Pressure is on the clubs’ players and supporters to refrain from repeating the dark night at Parkhead when they cross swords at Hampden Park on 20 March, but Salmond’s agenda, while attempting to douse the flames may have enflamed the blaze. By allotting events greater publicity, he has invited others to stick their oar in, with the Rangers Supporters Trust already demanding an SFA inquiry into the behaviour of the ‘out of control’ Celtic management team. While Gers manager Walter Smith reacted to the summit with minor exasperation, stating: “The problems being flagged up here are outwith the football side of it. So when are they going to look at that?”
The irony of this article is that the reflection on the Hoops and the Gers is owed to Salmond making it a prime agenda, under pressure from Scottish Police Federation chairman Les Grey even suggesting that Old Firm games no longer be played in Glasgow due to the various recriminations it entails.

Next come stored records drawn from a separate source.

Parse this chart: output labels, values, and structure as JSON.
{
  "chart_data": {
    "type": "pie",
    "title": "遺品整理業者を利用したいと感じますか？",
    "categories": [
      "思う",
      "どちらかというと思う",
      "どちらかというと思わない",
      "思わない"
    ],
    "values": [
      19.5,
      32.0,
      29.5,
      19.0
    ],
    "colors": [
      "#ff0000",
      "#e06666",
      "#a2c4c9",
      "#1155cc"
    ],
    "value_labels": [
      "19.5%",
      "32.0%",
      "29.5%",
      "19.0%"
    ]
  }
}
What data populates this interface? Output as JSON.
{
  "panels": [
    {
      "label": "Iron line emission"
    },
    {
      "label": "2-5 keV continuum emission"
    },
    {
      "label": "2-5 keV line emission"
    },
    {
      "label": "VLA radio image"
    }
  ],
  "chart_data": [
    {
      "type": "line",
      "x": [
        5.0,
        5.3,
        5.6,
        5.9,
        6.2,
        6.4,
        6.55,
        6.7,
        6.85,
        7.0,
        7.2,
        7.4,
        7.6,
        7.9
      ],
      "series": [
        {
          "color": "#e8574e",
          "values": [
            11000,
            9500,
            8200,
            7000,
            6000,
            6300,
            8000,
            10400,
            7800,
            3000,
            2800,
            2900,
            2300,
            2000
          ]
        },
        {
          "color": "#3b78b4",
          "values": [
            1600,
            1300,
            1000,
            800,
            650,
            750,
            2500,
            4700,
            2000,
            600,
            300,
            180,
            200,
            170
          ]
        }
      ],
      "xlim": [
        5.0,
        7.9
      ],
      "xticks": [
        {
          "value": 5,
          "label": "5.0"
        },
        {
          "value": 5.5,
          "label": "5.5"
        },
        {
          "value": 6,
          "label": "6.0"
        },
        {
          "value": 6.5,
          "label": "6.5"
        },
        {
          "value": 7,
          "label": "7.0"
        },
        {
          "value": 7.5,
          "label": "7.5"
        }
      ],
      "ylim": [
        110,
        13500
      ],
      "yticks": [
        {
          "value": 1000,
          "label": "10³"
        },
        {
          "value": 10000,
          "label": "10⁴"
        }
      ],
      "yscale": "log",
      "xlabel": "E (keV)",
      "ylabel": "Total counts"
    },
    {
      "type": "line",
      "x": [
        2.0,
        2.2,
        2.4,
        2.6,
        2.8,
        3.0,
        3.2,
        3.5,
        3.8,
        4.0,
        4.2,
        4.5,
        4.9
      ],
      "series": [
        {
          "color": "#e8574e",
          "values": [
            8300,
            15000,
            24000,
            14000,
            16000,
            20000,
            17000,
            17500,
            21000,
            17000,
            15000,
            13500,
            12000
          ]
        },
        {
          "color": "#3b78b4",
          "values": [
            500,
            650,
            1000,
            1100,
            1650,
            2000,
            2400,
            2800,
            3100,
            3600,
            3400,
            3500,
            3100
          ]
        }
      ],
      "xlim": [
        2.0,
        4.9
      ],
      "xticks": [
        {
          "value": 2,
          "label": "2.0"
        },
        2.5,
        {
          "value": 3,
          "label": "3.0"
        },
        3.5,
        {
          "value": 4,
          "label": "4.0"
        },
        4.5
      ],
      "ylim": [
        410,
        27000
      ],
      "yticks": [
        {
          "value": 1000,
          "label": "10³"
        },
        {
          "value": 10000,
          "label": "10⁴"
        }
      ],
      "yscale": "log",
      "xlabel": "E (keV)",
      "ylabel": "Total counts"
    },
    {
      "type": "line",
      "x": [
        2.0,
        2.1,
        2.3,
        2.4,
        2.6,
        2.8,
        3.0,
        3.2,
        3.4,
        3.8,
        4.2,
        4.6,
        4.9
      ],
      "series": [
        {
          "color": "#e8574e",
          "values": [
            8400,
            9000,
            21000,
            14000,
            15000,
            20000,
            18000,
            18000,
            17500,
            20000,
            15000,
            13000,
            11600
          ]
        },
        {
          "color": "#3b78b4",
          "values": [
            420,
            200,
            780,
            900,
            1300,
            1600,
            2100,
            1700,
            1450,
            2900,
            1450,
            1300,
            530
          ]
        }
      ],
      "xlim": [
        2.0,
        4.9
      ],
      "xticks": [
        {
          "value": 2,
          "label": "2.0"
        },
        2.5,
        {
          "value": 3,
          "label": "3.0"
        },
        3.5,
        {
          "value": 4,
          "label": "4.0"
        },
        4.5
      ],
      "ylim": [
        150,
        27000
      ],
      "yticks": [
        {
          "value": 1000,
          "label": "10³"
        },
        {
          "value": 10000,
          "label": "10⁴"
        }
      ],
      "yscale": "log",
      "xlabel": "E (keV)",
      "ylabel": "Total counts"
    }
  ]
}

Salmond has labelled this proposal as ‘a council of despair’, not least for aside from punishing innocent match-goers, Scottish football is steeped so deeply in dismal football it cannot afford to deprive a worldwide audience of witnessing its sole A-list event.
It’s impossible to curb the infectious partisan devotion of Bhoys and Gers, but the irresponsibility of the duo and blame-shifting that has ensued for decades is unsettling for Catholics, Protestants and Glaswegians. Rangers owner Sir David Murray has made commendable strives to cease the sectarianism his Club’s fan base is synonymous with but the Fascist salutes raised in unison amongst the band of away supporters at Celtic Park last Wednesday plunged Rangers back into the medieval era. How can you stifle what is fast-becoming football’s equivalent of the Crusades?